American mink (Mustela vison) are small, semi-aquatic, carnivorous, predatory mammals. Members of the weasel family, they live in forested areas near wetlands and the shorelines of lakes and streams. Mink can pursue prey on land and in water. They are excellent swimmers and divers. Mink have been prized for centuries for their soft, silky brown fur. They inhabit all of the United States, except for the desert Southwest, and Canada.
Mink have long, slinky bodies, small eyes and ears and short legs. Adults are around 2 feet long, including a long tail that makes up a third of their total length, and weigh 2 to 4 lbs. They are light to dark brown with a white chin and white to cream-colored belly. Apart from human trappers, the major natural enemies of mink are river otters, owls, foxes, bobcats and domestic dogs. They also are susceptible to lethal injury, disease and parasites. When in danger, they can spray a foul-smelling musk, but can't aim it.
Wild mink eat a wide variety of land and water creatures including mice, muskrats, birds, bird eggs, snakes, salamanders, frogs, fish, crayfish, freshwater clams and mussels. They forage in the water, in marshland and along shorelines of lakes, ponds and streams. They forage all year, mostly at night. They track mainly by scent, then by sight in direct pursuit. Typically, they kill by biting prey at the base of the skull. Males are territorial and mark their turf with musk scent.

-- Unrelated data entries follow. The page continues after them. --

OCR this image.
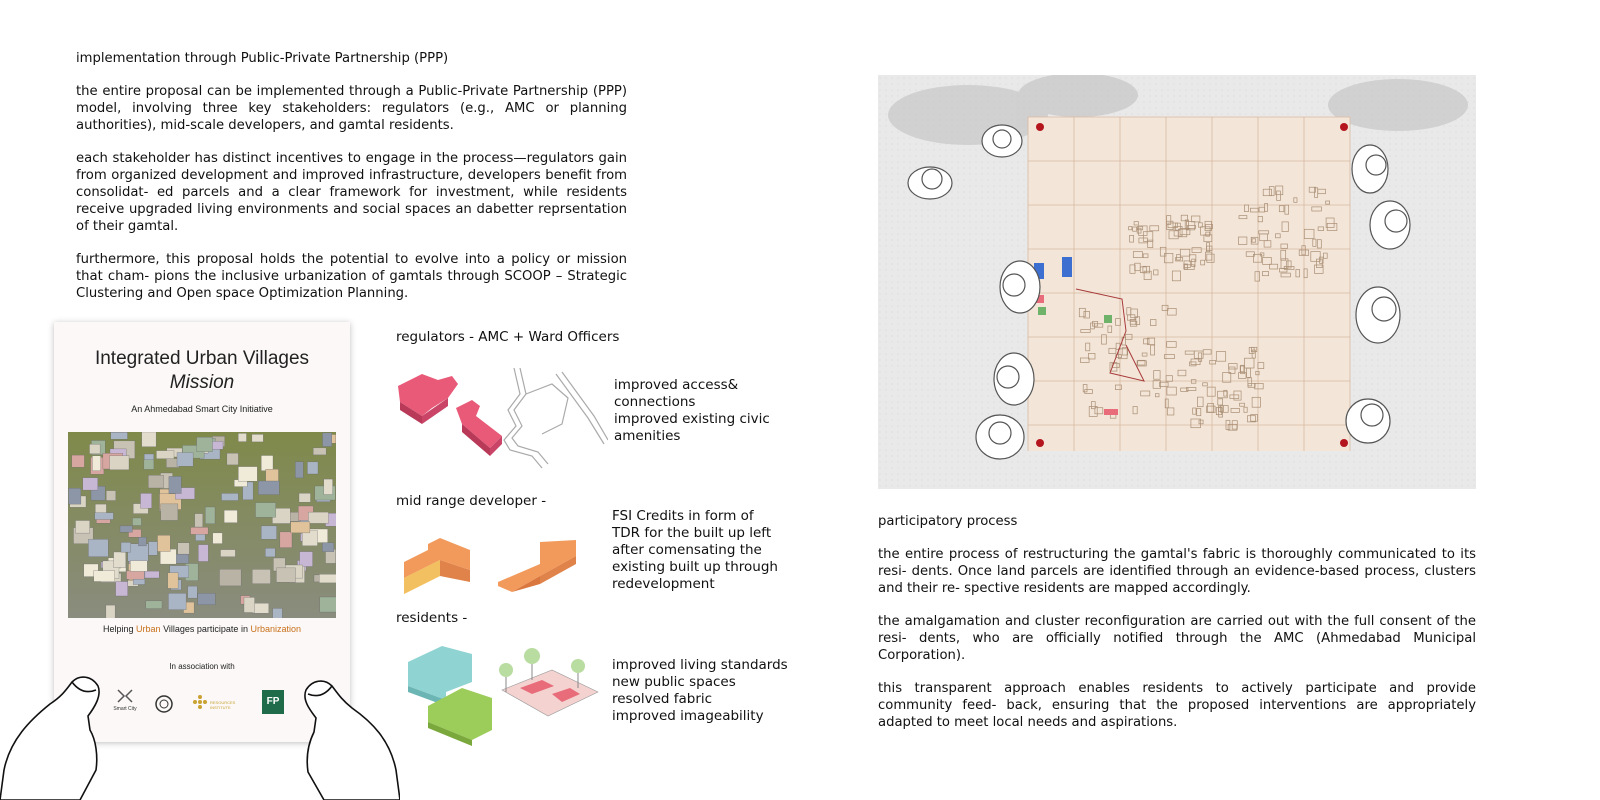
implementation through Public-Private Partnership (PPP)

the entire proposal can be implemented through a Public-Private Partnership (PPP) model, involving three key stakeholders: regulators (e.g., AMC or planning authorities), mid-scale developers, and gamtal residents.

each stakeholder has distinct incentives to engage in the process—regulators gain from organized development and improved infrastructure, developers benefit from consolidat- ed parcels and a clear framework for investment, while residents receive upgraded living environments and social spaces an dabetter reprsentation of their gamtal.

furthermore, this proposal holds the potential to evolve into a policy or mission that cham- pions the inclusive urbanization of gamtals through SCOOP – Strategic Clustering and Open space Optimization Planning.

Integrated Urban Villages
Mission
An Ahmedabad Smart City Initiative
Helping Urban Villages participate in Urbanization
In association with
Smart City
RESOURCES INSTITUTE
FP
regulators - AMC + Ward Officers
improved access&
connections
improved existing civic
amenities
mid range developer -
FSI Credits in form of
TDR for the built up left
after comensating the
existing built up through
redevelopment
residents -
improved living standards
new public spaces
resolved fabric
improved imageability
participatory process

the entire process of restructuring the gamtal's fabric is thoroughly communicated to its resi- dents. Once land parcels are identified through an evidence-based process, clusters and their re- spective residents are mapped accordingly.

the amalgamation and cluster reconfiguration are carried out with the full consent of the resi- dents, who are officially notified through the AMC (Ahmedabad Municipal Corporation).

this transparent approach enables residents to actively participate and provide community feed- back, ensuring that the proposed interventions are appropriately adapted to meet local needs and aspirations.
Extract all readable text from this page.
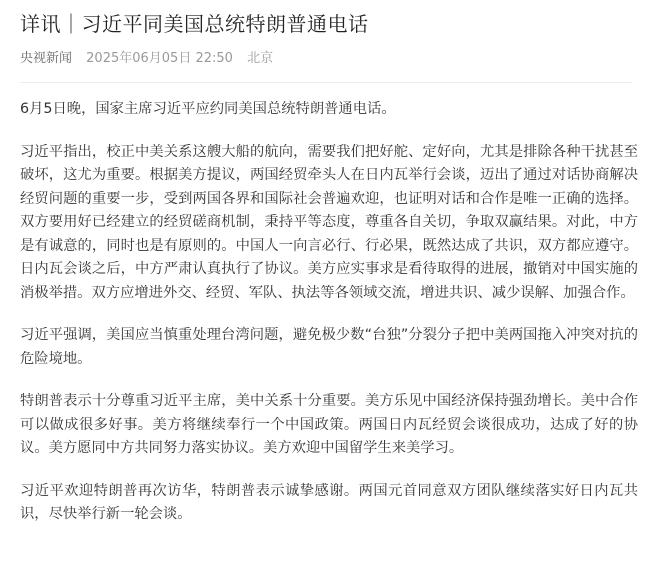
详讯｜习近平同美国总统特朗普通电话
央视新闻 2025年06月05日 22:50 北京

6月5日晚，国家主席习近平应约同美国总统特朗普通电话。

习近平指出，校正中美关系这艘大船的航向，需要我们把好舵、定好向，尤其是排除各种干扰甚至破坏，这尤为重要。根据美方提议，两国经贸牵头人在日内瓦举行会谈，迈出了通过对话协商解决经贸问题的重要一步，受到两国各界和国际社会普遍欢迎，也证明对话和合作是唯一正确的选择。双方要用好已经建立的经贸磋商机制，秉持平等态度，尊重各自关切，争取双赢结果。对此，中方是有诚意的，同时也是有原则的。中国人一向言必行、行必果，既然达成了共识，双方都应遵守。日内瓦会谈之后，中方严肃认真执行了协议。美方应实事求是看待取得的进展，撤销对中国实施的消极举措。双方应增进外交、经贸、军队、执法等各领域交流，增进共识、减少误解、加强合作。

习近平强调，美国应当慎重处理台湾问题，避免极少数“台独”分裂分子把中美两国拖入冲突对抗的危险境地。

特朗普表示十分尊重习近平主席，美中关系十分重要。美方乐见中国经济保持强劲增长。美中合作可以做成很多好事。美方将继续奉行一个中国政策。两国日内瓦经贸会谈很成功，达成了好的协议。美方愿同中方共同努力落实协议。美方欢迎中国留学生来美学习。

习近平欢迎特朗普再次访华，特朗普表示诚挚感谢。两国元首同意双方团队继续落实好日内瓦共识，尽快举行新一轮会谈。
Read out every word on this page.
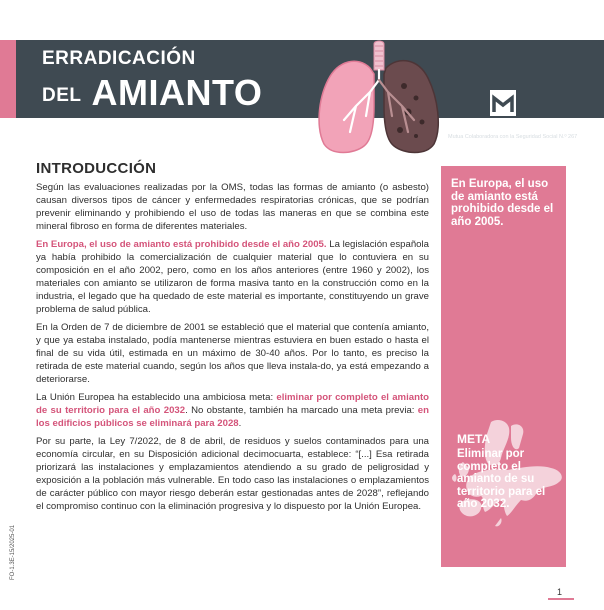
ERRADICACIÓN
DEL AMIANTO
UNIÓN DE MUTUAS
Mutua Colaboradora con la Seguridad Social N.º 267
INTRODUCCIÓN

Según las evaluaciones realizadas por la OMS, todas las formas de amianto (o asbesto) causan diversos tipos de cáncer y enfermedades respiratorias crónicas, que se podrían prevenir eliminando y prohibiendo el uso de todas las maneras en que se combina este mineral fibroso en forma de diferentes materiales.

En Europa, el uso de amianto está prohibido desde el año 2005. La legislación española ya había prohibido la comercialización de cualquier material que lo contuviera en su composición en el año 2002, pero, como en los años anteriores (entre 1960 y 2002), los materiales con amianto se utilizaron de forma masiva tanto en la construcción como en la industria, el legado que ha quedado de este material es importante, constituyendo un grave problema de salud pública.

En la Orden de 7 de diciembre de 2001 se estableció que el material que contenía amianto, y que ya estaba instalado, podía mantenerse mientras estuviera en buen estado o hasta el final de su vida útil, estimada en un máximo de 30-40 años. Por lo tanto, es preciso la retirada de este material cuando, según los años que lleva instala-do, ya está empezando a deteriorarse.

La Unión Europea ha establecido una ambiciosa meta: eliminar por completo el amianto de su territorio para el año 2032. No obstante, también ha marcado una meta previa: en los edificios públicos se eliminará para 2028.

Por su parte, la Ley 7/2022, de 8 de abril, de residuos y suelos contaminados para una economía circular, en su Disposición adicional decimocuarta, establece: “[...] Esa retirada priorizará las instalaciones y emplazamientos atendiendo a su grado de peligrosidad y exposición a la población más vulnerable. En todo caso las instalaciones o emplazamientos de carácter público con mayor riesgo deberán estar gestionadas antes de 2028”, reflejando el compromiso continuo con la eliminación progresiva y lo dispuesto por la Unión Europea.

En Europa, el uso de amianto está prohibido desde el año 2005.
META
Eliminar por completo el amianto de su territorio para el año 2032.
FO-1.3E-15/2025-01
1
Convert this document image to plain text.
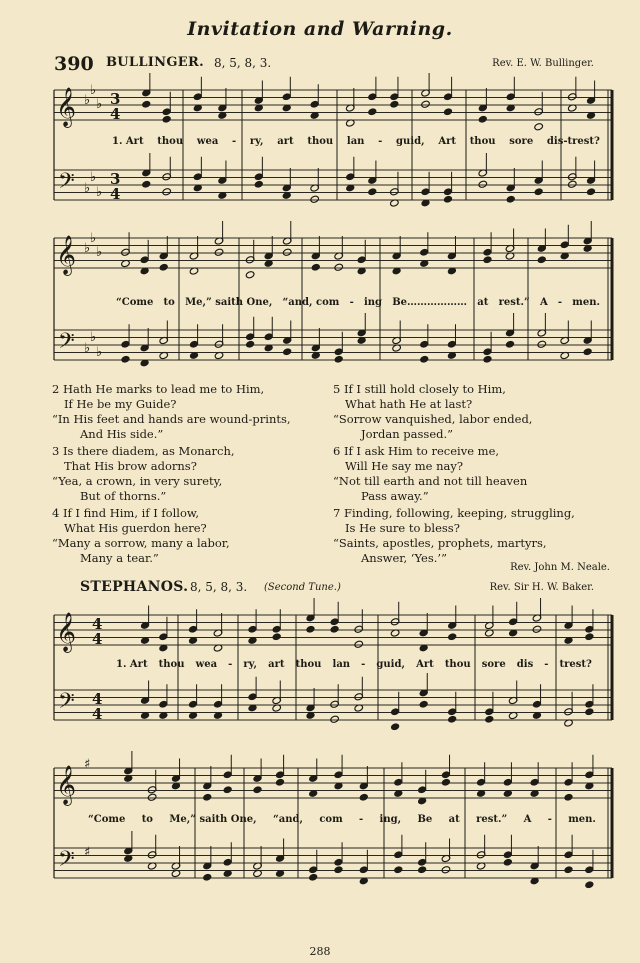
Invitation and Warning.
390 BULLINGER. 8, 5, 8, 3.	Rev. E. W. Bullinger.
𝄞
𝄢
♭
♭
♭
♭
♭
♭
3
4
3
4
𝄞
𝄢
♭
♭
♭
♭
♭
♭
𝄞
𝄢
4
4
4
4
𝄞
𝄢
♯
♯
1. Art thou wea - ry, art thou lan - guid, Art thou sore dis-trest?
“Come to Me,” saith One, “and, com - ing Be……………… at rest.” A - men.
2 Hath He marks to lead me to Him,
If He be my Guide?
“In His feet and hands are wound-prints,
And His side.”
3 Is there diadem, as Monarch,
That His brow adorns?
“Yea, a crown, in very surety,
But of thorns.”
4 If I find Him, if I follow,
What His guerdon here?
“Many a sorrow, many a labor,
Many a tear.”
5 If I still hold closely to Him,
What hath He at last?
“Sorrow vanquished, labor ended,
Jordan passed.”
6 If I ask Him to receive me,
Will He say me nay?
“Not till earth and not till heaven
Pass away.”
7 Finding, following, keeping, struggling,
Is He sure to bless?
“Saints, apostles, prophets, martyrs,
Answer, ‘Yes.’”
Rev. John M. Neale.
STEPHANOS. 8, 5, 8, 3. (Second Tune.)	Rev. Sir H. W. Baker.
1. Art thou wea - ry, art thou lan - guid, Art thou sore dis - trest?
“Come to Me,” saith One, “and, com - ing, Be at rest.” A - men.
288
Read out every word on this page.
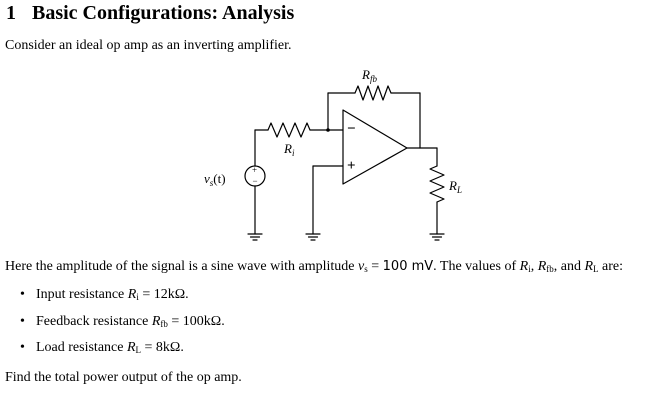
1 Basic Configurations: Analysis
Consider an ideal op amp as an inverting amplifier.
−
+
+
−
$R_{fb}$
$R_i$
$R_L$
$v_s(t)$
Here the amplitude of the signal is a sine wave with amplitude $v_s = 100$ mV. The values of $R_i$, $R_{fb}$, and $R_L$ are:
• Input resistance $R_i = 12k\Omega$.
• Feedback resistance $R_{fb} = 100k\Omega$.
• Load resistance $R_L = 8k\Omega$.
Find the total power output of the op amp.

Mink will dig breeding dens under trees, stumps or rocks near water. Or they will use abandoned muskrat burrows. They are sexually mature at 1 year of age. They mate in late winter and give birth in April or May after a 2-month gestation. The average litter is four but they can birth up to 10 when conditions are right. Males don't participate in raising young. The young are weaned at 6 weeks, but stay around the birth den until autumn, when they disperse to find their own territory.
Most mink pelts used in the fur trade come from farms, says the Montana Trappers Association website. Mink are farmed in the United States, Canada, Russia, Scandinavia, Western Europe and China. The U.S. has more than 4,000 farms raising mink and other fur-bearing animals, generating in 2009 some $250 million in revenue. Fur farmers, like other livestock growers, have selectively bred animals for desired characteristics and no longer take animals from the wild. Fur farms in the U.S. adhere to humane treatment standards of the U.S. Fur Farm Animal Welfare Coalition and state agriculture agencies. The standards address nutrition, housing, veterinary care and killing methods.